C’è chi la chiama utopia e chi semplicemente Seasteading.
È un’idea che nasce alla fine degli anni ’90 per divenire rivoluzione dal 2008, anno in cui viene fondato il Seasteading Institute con l’obiettivo di “realizzare cose folli in un modo che non sia folle”.
La “follia” in questione è intrinseca nel termine Seasteading che richiama al profumo del mare ma con un pizzico di anarchia, quanto basta per generare questioni legali non indifferenti. I neologismi composti scatenano curiosità e la fusione tra ‘sea’ (mare) e ‘homesteading’ (reclamare una proprietà per viverci in modo indipendente), oltre ad esprimere correttamente il concetto, porta a sognare isole artificiali anarchiche per i più libertini e paradisi politico-fiscali per i multimilionari desiderosi di un pezzetto di “isola che non c’è”.
Wayne Gramlich e Patri Friedman hanno ideato il Seasteading Institute per finanziare l’homesteading in alto mare e promuovere la creazione di comunità autonome. Il fallimento delle prime iniziative non ha scoraggiato i due fondatori che, attraverso l’istituzione di nuove startup, continuano a perseguire la loro eccentrica idea. Gramlich, prima ingegnere Google, e Friedman, ex programmatore di Sun Microsystem, presentano un eccellente curriculum da businessmen ma il loro fiuto per gli affari farà centro anche questa volta? I due imprenditori per adesso ci mettono i soldi e la faccia, in un progetto che entro il 2020 dovrebbe portare alla realizzazione della prima floating city.
Il tema della città sull’acqua stimola alla stravaganza ma soprattutto all’ingegno e forse è proprio questo il suo grande merito.
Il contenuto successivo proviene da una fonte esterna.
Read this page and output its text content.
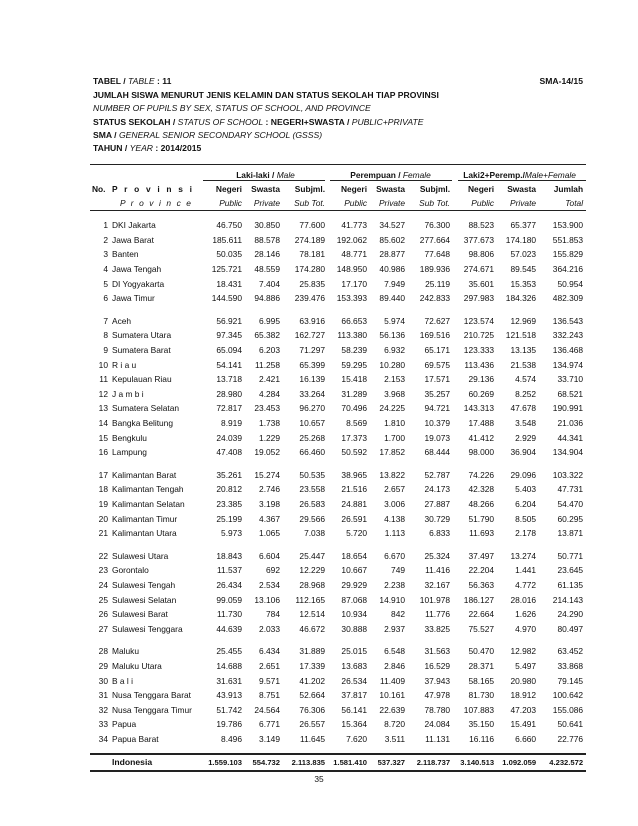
TABEL / TABLE : 11	SMA-14/15
JUMLAH SISWA MENURUT JENIS KELAMIN DAN STATUS SEKOLAH TIAP PROVINSI
NUMBER OF PUPILS BY SEX, STATUS OF SCHOOL, AND PROVINCE
STATUS SEKOLAH / STATUS OF SCHOOL : NEGERI+SWASTA / PUBLIC+PRIVATE
SMA / GENERAL SENIOR SECONDARY SCHOOL (GSSS)
TAHUN / YEAR : 2014/2015
		Laki-laki / Male			Perempuan / Female			Laki2+Peremp./Male+Female		
No.	P r o v i n s i	Negeri	Swasta	Subjml.	Negeri	Swasta	Subjml.	Negeri	Swasta	Jumlah
	P r o v i n c e	Public	Private	Sub Tot.	Public	Private	Sub Tot.	Public	Private	Total

1	DKI Jakarta	46.750	30.850	77.600	41.773	34.527	76.300	88.523	65.377	153.900
2	Jawa Barat	185.611	88.578	274.189	192.062	85.602	277.664	377.673	174.180	551.853
3	Banten	50.035	28.146	78.181	48.771	28.877	77.648	98.806	57.023	155.829
4	Jawa Tengah	125.721	48.559	174.280	148.950	40.986	189.936	274.671	89.545	364.216
5	DI Yogyakarta	18.431	7.404	25.835	17.170	7.949	25.119	35.601	15.353	50.954
6	Jawa Timur	144.590	94.886	239.476	153.393	89.440	242.833	297.983	184.326	482.309

7	Aceh	56.921	6.995	63.916	66.653	5.974	72.627	123.574	12.969	136.543
8	Sumatera Utara	97.345	65.382	162.727	113.380	56.136	169.516	210.725	121.518	332.243
9	Sumatera Barat	65.094	6.203	71.297	58.239	6.932	65.171	123.333	13.135	136.468
10	R i a u	54.141	11.258	65.399	59.295	10.280	69.575	113.436	21.538	134.974
11	Kepulauan Riau	13.718	2.421	16.139	15.418	2.153	17.571	29.136	4.574	33.710
12	J a m b i	28.980	4.284	33.264	31.289	3.968	35.257	60.269	8.252	68.521
13	Sumatera Selatan	72.817	23.453	96.270	70.496	24.225	94.721	143.313	47.678	190.991
14	Bangka Belitung	8.919	1.738	10.657	8.569	1.810	10.379	17.488	3.548	21.036
15	Bengkulu	24.039	1.229	25.268	17.373	1.700	19.073	41.412	2.929	44.341
16	Lampung	47.408	19.052	66.460	50.592	17.852	68.444	98.000	36.904	134.904

17	Kalimantan Barat	35.261	15.274	50.535	38.965	13.822	52.787	74.226	29.096	103.322
18	Kalimantan Tengah	20.812	2.746	23.558	21.516	2.657	24.173	42.328	5.403	47.731
19	Kalimantan Selatan	23.385	3.198	26.583	24.881	3.006	27.887	48.266	6.204	54.470
20	Kalimantan Timur	25.199	4.367	29.566	26.591	4.138	30.729	51.790	8.505	60.295
21	Kalimantan Utara	5.973	1.065	7.038	5.720	1.113	6.833	11.693	2.178	13.871

22	Sulawesi Utara	18.843	6.604	25.447	18.654	6.670	25.324	37.497	13.274	50.771
23	Gorontalo	11.537	692	12.229	10.667	749	11.416	22.204	1.441	23.645
24	Sulawesi Tengah	26.434	2.534	28.968	29.929	2.238	32.167	56.363	4.772	61.135
25	Sulawesi Selatan	99.059	13.106	112.165	87.068	14.910	101.978	186.127	28.016	214.143
26	Sulawesi Barat	11.730	784	12.514	10.934	842	11.776	22.664	1.626	24.290
27	Sulawesi Tenggara	44.639	2.033	46.672	30.888	2.937	33.825	75.527	4.970	80.497

28	Maluku	25.455	6.434	31.889	25.015	6.548	31.563	50.470	12.982	63.452
29	Maluku Utara	14.688	2.651	17.339	13.683	2.846	16.529	28.371	5.497	33.868
30	B a l i	31.631	9.571	41.202	26.534	11.409	37.943	58.165	20.980	79.145
31	Nusa Tenggara Barat	43.913	8.751	52.664	37.817	10.161	47.978	81.730	18.912	100.642
32	Nusa Tenggara Timur	51.742	24.564	76.306	56.141	22.639	78.780	107.883	47.203	155.086
33	Papua	19.786	6.771	26.557	15.364	8.720	24.084	35.150	15.491	50.641
34	Papua Barat	8.496	3.149	11.645	7.620	3.511	11.131	16.116	6.660	22.776

	Indonesia	1.559.103	554.732	2.113.835	1.581.410	537.327	2.118.737	3.140.513	1.092.059	4.232.572
35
Il mondo dell’architettura, per lo meno la sua parte più disinibita, ha prodotto negli ultimi anni numerosi prototipi di “casa galleggiante”. Navi da crociera modificate su progetto della Freedom Ship International o piattaforme petrolifere dismesse da attrezzare nell’idea vincitrice del Seastead Design Contest ma la più grande iniziativa finora proposta è “Techtopia”: le isole artificiali di Peter (Pan) Thiel. Il multimilionario fondatore di PayPal finanzia un progetto che sperimenta nuove forme di governo e tecnologie d’avanguardia. Le isole, simili a piattaforme petrolifere nella struttura, dovrebbero essere energeticamente autosufficienti e trovare posto oltre le 200 miglia dalla costa californiana, distanza sufficiente per essere soggette alla sola regolamentazione delle acque internazionali.
In merito, a ben guardare, si rintracciano precedenti storici già nel 204 a. C. quando, ad opera dei Tholomei, venne realizzata la Thalamegos: una nave da crociera sul Nilo pensata come abitazione temporanea dei sovrani egizi. In epoca romana l’imperatore Caligola, un uomo “strano” tanto da arrivare a nominare senatore il suo cavallo, fece costruire grandiosi palazzi galleggianti comprensivi di stabilimenti termali noti come le “navi di Nemi”. Nel 1871 Jules Verne racconta in “Una Città Galleggiante” la traversata dell’Atlantico a bordo della nave Great Eastern che ospitava una vera e propria comunità indipendente. I rivoluzionari anni ‘60 hanno visto il susseguirsi di numerosi tentativi per il riconoscimento di micro-nazioni come il Principato di Sealand.
I precedenti ci sono. Tuttavia ciò che si tenta di fare oggi di “micro” ha ben poco. Oltre alle problematiche giuridiche che inevitabilmente si porranno con la realizzazione di tali complessi residenziali, sia in ordine alla nazionalità che alla forma di governo, le grandi questioni da risolvere saranno rappresentate dalla reperibilità di fonti energetiche, dalla resistenza di strutture semipermanenti in alto mare e dal loro grande impatto ambientale.
Cose da sapere entro il 2020 per scegliere da che parte stare, scettici criticoni o convinti investitori:
– The Floating City Project Report
– DeltaSync’s Design & Feasibility Report
Basterà anche solo porsi il problema (se esiste) e riflettere, con i piedi per terra questa volta.